The Atlantic hosted a series of panels today in Washington. Panelists were drawn from government, higher education and nonprofit organizations. The topic was twofold: STEM education, and STEM in education. The first is how to improve our education learn science and math, the second is to use science and math to improve how our children learn.
The Khan Academy was brought up a few times in passing, and I have blogged about it and TED-Ed on this blog before. In short, online videos are an innovative (or at least new – don’t confuse the two) distribution method, but the pedagogy remains rooted in the lecture and standardized testing. Khan in particular is old wine in a new bottle. For further criticism, I direct you to Frank Noschese. High school physics teachers like him were conspicuously absent from the panel, along with actual programmers, mathematicians, and engineers.

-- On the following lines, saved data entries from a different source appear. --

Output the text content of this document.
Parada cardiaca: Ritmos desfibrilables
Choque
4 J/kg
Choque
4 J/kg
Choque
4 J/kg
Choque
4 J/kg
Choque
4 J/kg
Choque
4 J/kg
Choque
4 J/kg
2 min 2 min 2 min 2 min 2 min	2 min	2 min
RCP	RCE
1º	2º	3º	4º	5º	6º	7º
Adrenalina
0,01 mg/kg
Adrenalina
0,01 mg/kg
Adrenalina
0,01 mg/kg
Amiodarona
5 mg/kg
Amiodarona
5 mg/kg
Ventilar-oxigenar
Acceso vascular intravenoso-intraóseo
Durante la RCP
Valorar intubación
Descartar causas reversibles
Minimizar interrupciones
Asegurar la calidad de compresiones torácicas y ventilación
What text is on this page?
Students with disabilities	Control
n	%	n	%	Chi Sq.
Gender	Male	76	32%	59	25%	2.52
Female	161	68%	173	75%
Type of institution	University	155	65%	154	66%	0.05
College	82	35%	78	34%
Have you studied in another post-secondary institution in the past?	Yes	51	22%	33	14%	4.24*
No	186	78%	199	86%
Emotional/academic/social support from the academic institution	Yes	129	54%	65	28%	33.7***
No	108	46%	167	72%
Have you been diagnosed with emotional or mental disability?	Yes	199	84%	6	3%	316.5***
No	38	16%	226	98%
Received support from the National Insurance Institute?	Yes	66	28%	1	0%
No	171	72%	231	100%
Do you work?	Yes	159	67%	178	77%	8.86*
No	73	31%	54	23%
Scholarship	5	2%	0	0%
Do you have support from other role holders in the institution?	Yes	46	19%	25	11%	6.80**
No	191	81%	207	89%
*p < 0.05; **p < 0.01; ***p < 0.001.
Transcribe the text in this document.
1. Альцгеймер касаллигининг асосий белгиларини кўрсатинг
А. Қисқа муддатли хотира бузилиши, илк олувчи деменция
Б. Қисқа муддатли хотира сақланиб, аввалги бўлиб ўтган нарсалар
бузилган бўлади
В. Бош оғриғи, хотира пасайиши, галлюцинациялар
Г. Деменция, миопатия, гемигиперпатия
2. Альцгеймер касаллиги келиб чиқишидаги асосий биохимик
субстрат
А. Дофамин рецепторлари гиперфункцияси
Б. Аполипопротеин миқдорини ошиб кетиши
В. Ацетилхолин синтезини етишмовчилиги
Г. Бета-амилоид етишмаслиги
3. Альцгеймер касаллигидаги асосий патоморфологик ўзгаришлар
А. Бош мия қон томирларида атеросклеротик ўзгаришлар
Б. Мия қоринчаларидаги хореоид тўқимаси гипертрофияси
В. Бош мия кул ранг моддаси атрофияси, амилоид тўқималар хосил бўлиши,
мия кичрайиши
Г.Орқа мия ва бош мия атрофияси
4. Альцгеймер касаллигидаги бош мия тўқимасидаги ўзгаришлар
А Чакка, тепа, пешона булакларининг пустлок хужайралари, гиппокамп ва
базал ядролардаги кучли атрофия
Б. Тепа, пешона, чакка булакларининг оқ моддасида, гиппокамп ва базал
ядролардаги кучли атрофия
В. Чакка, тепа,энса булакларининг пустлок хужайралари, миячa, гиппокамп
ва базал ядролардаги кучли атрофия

Most of the discussion focussed on video games, both as a means of conveying information and a tool to teach programming. While there is some semblance of content in educational games, the real learning occurs only for the game maker, not the game player. Some panelists even advocated non-educational games. Joel Levin of TeacherGaming LLC talked about a version of Minecraft marketed towards the education market. He discussed how issues of digital citizenship and law emerged from the game’s cooperative construction mechanic. Most panelists agreed that the games did not foster these positive experiences without the involvement of a trained teacher, and would otherwise devolve into a “Lord of the Flies scenario”.
What I see is the separation of the many good elements we want to teach our children, falling roughly in to two camps. Videos like Khan’s presents advanced content, and videos prompt individual contemplation and mechanistic skills. Games like Levin’s promote problem solving, critical thinking, social interaction, and motivation. Each side lacks the qualities of the other. Physics in games is incorrect; physics in videos is boring. Games inspire; videos empower.
Is there anything that can bridge this gap? Indeed there is, and I did not see it mentioned at the conference. FIRST is a robotics program for children that is as motivating as it is educational. There are multiple leagues for different ages and budgets, but the one I’m familiar presents high school students with a non-trivial (real-world) game, almost a sport, with a field and game pieces. Six weeks later, they are expected to ship a robot that plays that game. In between, they must analyze the game, critically assessing possible strategies. Unlike student project video games, there is enough work for a dozens of kids, facilitating teamwork and organization. But there’s plenty of practical knowledge to be learned and used: everything from mechanical engineering and computer programming to machine shop skills and accounting. Of particular interest is that although the panelists extolled the internet’s ability to distribute and equalize information, and as a platform for games and simulations, FIRST takes place in the real, physical world. FIRST is not a simulation of an engineering project, it is an engineering project, complete with deadlines, budgets, height and weight limits, industrial materials, a difficult challenge.